Uma startup australiana, Cortical Labs, alcançou um avanço na computação biológica, criando o primeiro sistema capaz de executar código em neurônios humanos vivos. Esta inovação surge num momento em que a procura global por centros de dados – alimentados pela inteligência artificial (IA) – aumenta e os investigadores procuram soluções de computação mais eficientes e adaptáveis. O sistema CL1 da empresa integra neurônios desenvolvidos em laboratório com hardware de silício, abrindo portas para aplicações em neurociência, modelagem de doenças, robótica e a própria IA.
Como funciona: unindo biologia e silício
O CL1 opera cultivando neurônios a partir de células-tronco e colocando-os em microchips equipados com eletrodos. Esses eletrodos enviam sinais elétricos aos neurônios e interpretam suas respostas, transformando efetivamente as células em um processador biológico. Embora ainda utilize chips de silício, este sistema difere fundamentalmente dos computadores tradicionais por empregar “wetware” – culturas de células vivas sustentadas por um líquido rico em nutrientes. A Cortical Labs já implantou 120 dessas unidades em um pequeno data center em Melbourne, Austrália.
A principal diferença não é simplesmente ter neurônios em laboratório (o que já foi feito antes), mas padronizar o processo. A empresa afirma ter reduzido o tempo de configuração de meses ou anos de trabalho de laboratório especializado para apenas horas ou dias, tornando a computação biológica muito mais acessível.
Por que isso é importante: eficiência e adaptabilidade
A biologia humana oferece vantagens únicas em relação ao silício. Os neurônios são excepcionalmente eficientes em termos energéticos, exigindo muito menos dados para aprender em comparação com o aprendizado de máquina convencional. Como aponta o diretor científico do Cortical Labs, Brett J. Kagan: “A biologia é incrivelmente eficiente em termos energéticos… [os humanos] não requerem grandes quantidades de dados”. O sistema também exibe adaptabilidade, lidando com incertezas e informações ruidosas de forma mais eficaz do que sistemas rígidos de silício.

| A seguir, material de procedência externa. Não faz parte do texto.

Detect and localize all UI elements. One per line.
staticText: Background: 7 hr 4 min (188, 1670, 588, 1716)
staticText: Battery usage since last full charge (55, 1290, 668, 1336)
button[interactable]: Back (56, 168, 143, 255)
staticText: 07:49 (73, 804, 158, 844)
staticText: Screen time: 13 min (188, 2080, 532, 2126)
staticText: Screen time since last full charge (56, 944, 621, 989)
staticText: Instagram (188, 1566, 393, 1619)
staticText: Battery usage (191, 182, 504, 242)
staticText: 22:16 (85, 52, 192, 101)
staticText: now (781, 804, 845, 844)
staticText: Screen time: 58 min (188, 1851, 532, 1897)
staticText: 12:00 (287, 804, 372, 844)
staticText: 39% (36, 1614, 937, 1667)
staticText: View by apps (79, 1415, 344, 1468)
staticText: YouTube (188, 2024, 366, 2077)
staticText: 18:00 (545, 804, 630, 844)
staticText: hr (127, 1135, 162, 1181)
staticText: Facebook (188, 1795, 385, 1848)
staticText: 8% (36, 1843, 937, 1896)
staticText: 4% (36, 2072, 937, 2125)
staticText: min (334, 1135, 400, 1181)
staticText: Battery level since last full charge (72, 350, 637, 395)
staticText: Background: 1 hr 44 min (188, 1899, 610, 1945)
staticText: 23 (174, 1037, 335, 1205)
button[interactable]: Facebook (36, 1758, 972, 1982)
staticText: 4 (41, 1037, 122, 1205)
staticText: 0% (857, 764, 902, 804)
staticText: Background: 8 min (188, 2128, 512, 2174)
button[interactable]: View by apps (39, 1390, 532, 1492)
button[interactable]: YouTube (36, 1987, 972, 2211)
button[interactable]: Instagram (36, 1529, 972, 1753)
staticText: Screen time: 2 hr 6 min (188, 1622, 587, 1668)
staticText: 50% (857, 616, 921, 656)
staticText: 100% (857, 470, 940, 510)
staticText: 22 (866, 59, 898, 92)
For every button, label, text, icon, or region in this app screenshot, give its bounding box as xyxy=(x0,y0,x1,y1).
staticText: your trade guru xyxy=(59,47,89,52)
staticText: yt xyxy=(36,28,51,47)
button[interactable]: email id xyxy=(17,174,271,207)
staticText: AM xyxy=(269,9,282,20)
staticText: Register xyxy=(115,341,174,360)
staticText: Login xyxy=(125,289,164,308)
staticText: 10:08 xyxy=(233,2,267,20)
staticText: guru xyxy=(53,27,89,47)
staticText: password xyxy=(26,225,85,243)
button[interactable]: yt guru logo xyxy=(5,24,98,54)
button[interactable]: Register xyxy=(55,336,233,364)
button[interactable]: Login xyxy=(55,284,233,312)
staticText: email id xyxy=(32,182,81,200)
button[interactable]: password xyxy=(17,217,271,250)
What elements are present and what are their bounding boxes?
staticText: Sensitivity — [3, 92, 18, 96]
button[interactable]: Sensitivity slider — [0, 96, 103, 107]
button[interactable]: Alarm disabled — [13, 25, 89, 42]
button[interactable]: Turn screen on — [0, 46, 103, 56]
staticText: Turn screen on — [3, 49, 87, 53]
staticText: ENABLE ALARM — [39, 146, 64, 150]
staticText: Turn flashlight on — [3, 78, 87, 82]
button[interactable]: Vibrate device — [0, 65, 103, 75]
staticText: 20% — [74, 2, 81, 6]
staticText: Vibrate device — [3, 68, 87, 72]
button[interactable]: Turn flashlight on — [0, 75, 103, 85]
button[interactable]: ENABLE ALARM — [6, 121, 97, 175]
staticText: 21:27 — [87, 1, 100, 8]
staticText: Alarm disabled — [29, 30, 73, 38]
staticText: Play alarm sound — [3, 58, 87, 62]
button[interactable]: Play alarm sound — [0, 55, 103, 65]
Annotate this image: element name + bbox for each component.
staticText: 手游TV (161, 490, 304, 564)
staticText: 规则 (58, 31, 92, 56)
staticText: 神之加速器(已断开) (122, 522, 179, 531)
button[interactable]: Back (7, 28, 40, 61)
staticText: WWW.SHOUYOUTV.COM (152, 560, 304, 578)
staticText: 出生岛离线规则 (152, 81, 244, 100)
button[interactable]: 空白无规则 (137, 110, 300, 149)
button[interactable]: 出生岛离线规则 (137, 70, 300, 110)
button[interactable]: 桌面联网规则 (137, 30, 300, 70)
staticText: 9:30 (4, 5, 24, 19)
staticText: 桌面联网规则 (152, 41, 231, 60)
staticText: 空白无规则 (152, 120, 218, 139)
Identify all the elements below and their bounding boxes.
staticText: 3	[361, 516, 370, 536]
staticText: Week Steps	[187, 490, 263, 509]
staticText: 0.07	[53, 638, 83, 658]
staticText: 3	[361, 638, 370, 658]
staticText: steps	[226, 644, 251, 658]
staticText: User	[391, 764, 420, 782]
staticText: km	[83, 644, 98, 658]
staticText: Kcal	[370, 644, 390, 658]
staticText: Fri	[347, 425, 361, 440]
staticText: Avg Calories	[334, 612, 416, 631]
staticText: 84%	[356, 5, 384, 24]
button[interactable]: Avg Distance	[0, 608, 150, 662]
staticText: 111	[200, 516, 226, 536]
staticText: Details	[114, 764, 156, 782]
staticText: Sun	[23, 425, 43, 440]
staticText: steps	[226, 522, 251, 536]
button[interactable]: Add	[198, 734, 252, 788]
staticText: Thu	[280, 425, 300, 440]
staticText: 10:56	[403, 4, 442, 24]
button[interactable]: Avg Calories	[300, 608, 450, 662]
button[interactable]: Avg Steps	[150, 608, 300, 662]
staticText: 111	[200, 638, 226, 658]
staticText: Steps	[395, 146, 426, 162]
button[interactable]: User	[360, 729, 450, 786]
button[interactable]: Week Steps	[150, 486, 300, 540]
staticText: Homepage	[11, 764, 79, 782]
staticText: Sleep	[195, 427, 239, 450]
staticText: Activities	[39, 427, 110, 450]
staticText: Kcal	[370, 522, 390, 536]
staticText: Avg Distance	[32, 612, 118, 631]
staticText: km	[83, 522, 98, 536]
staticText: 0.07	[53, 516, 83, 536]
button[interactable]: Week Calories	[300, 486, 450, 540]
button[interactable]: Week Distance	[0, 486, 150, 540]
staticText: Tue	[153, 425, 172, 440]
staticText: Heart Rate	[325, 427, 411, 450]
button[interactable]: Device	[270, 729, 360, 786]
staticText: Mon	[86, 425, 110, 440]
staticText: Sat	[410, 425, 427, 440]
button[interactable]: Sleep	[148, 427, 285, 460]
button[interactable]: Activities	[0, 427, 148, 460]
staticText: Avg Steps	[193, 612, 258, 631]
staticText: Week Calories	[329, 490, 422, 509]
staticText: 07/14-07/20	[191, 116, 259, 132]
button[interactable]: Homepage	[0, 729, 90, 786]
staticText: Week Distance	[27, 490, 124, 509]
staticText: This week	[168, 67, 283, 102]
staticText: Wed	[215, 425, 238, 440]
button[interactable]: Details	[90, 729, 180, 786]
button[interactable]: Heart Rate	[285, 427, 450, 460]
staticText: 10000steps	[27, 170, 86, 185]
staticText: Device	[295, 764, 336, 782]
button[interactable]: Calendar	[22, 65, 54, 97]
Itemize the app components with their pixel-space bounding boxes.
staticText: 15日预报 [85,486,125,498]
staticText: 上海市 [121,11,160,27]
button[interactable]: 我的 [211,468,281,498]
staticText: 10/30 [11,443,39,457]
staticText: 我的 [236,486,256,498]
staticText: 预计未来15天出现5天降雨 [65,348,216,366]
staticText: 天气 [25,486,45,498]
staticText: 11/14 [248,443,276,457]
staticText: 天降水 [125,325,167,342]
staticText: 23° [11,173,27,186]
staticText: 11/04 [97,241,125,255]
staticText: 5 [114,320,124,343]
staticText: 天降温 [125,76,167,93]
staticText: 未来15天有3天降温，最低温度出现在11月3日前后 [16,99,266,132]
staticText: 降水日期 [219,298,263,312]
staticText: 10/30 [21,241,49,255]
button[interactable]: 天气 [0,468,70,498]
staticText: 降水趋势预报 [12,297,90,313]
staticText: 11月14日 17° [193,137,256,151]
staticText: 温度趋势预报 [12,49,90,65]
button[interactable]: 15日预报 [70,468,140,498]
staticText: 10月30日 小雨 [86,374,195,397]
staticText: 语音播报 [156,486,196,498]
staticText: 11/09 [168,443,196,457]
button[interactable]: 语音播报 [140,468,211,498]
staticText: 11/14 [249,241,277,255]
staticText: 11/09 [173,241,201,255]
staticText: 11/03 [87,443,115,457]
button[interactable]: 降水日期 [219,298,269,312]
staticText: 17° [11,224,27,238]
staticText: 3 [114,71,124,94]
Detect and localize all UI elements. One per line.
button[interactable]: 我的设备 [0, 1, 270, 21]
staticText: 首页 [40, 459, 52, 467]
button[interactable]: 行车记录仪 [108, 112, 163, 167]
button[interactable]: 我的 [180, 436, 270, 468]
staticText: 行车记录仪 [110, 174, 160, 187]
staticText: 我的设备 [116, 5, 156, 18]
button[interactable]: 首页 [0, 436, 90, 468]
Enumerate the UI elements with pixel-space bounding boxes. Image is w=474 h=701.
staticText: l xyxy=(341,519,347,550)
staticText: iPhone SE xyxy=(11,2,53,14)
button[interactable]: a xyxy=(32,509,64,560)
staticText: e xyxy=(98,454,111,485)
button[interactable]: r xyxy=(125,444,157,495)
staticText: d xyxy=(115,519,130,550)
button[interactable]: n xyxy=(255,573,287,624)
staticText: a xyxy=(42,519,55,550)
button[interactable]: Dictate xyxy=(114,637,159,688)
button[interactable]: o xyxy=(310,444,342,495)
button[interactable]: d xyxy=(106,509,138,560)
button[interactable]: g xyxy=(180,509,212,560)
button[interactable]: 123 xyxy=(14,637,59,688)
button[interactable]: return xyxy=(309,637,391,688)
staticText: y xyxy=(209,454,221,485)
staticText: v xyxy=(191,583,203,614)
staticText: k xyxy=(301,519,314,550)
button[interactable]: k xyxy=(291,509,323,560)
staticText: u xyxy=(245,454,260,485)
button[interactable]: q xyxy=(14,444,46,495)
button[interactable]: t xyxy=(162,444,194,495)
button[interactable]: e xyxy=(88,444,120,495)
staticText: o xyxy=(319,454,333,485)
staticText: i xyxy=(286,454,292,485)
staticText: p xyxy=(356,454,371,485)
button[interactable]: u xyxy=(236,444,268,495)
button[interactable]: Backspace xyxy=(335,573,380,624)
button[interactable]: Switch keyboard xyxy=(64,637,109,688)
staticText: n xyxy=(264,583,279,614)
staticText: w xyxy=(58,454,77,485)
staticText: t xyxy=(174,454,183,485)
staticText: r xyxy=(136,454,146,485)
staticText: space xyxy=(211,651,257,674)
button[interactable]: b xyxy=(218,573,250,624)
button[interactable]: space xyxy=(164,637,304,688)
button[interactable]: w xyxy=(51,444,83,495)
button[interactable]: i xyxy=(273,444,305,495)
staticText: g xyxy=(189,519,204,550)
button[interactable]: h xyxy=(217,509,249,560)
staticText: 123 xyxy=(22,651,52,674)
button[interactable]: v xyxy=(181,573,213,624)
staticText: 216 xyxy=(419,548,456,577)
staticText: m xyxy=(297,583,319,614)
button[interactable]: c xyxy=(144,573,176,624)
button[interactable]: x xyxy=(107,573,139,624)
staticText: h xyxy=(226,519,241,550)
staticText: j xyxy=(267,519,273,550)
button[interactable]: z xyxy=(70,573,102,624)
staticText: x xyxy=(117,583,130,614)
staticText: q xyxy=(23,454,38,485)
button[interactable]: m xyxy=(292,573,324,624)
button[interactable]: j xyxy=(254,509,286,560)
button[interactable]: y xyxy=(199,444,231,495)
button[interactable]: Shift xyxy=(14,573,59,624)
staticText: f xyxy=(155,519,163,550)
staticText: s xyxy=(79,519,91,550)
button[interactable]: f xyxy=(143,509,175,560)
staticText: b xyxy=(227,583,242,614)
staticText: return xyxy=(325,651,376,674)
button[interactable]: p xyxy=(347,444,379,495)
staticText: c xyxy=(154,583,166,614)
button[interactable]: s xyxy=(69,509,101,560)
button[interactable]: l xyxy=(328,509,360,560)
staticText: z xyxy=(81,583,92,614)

Além da eficiência, o uso de células de origem humana permite pesquisas personalizadas. Cultivados a partir de amostras de doadores, os neurônios podem refletir características genéticas específicas, permitindo aos cientistas estudar as respostas celulares aos tratamentos num ambiente controlado. No entanto, Kagan reconhece que os chips de silício tradicionais continuam superiores para cálculos matemáticos precisos e de alta velocidade.
O Futuro da Computação: Sistemas Híbridos
A visão a longo prazo não é substituir o silício, mas integrá-lo com componentes biológicos. Os avanços nos atuais sistemas de IA estão atingindo limites práticos, exigindo dados e poder de processamento cada vez maiores. Uma abordagem híbrida poderia desbloquear capacidades que nem a biologia nem o silício podem alcançar sozinhos.
Esta perspectiva é partilhada por alguns especialistas, que reconhecem o potencial dos sistemas biológicos, mas questionam as limitações actuais. Alysson R. Muotri, diretor do Sanford Stem Cell Education Center, observa que as redes de neurônios planos podem não oferecer vantagens significativas sobre o silício, mas estruturas tridimensionais mais complexas (organóides) podem ser mais promissoras.
Implicações Éticas: Consciência e Supervisão
A integração de células humanas na computação levanta questões éticas. Embora redes de neurônios mais simples possam não representar riscos imediatos, estruturas semelhantes a cérebros mais complexas poderiam gerar alguma forma de consciência, gerando debate sobre os limites morais. Muotri sugere que isso pode exigir novas regulamentações e supervisão à medida que a tecnologia amadurece.
A Cortical Labs argumenta que a sua abordagem poderia oferecer benefícios éticos, reduzindo os testes em animais e proporcionando maior controle sobre os sistemas biológicos. O cofundador da empresa acredita que aproveitar todas as ferramentas disponíveis é a chave para obter resultados ideais.
O futuro da computação é quando pudermos aproveitar todas as ferramentas que temos disponíveis para obter o melhor resultado.
O surgimento da computação ‘wetware’ marca uma mudança fundamental na forma como abordamos a computação, combinando a precisão do silício com a adaptabilidade e eficiência da biologia viva.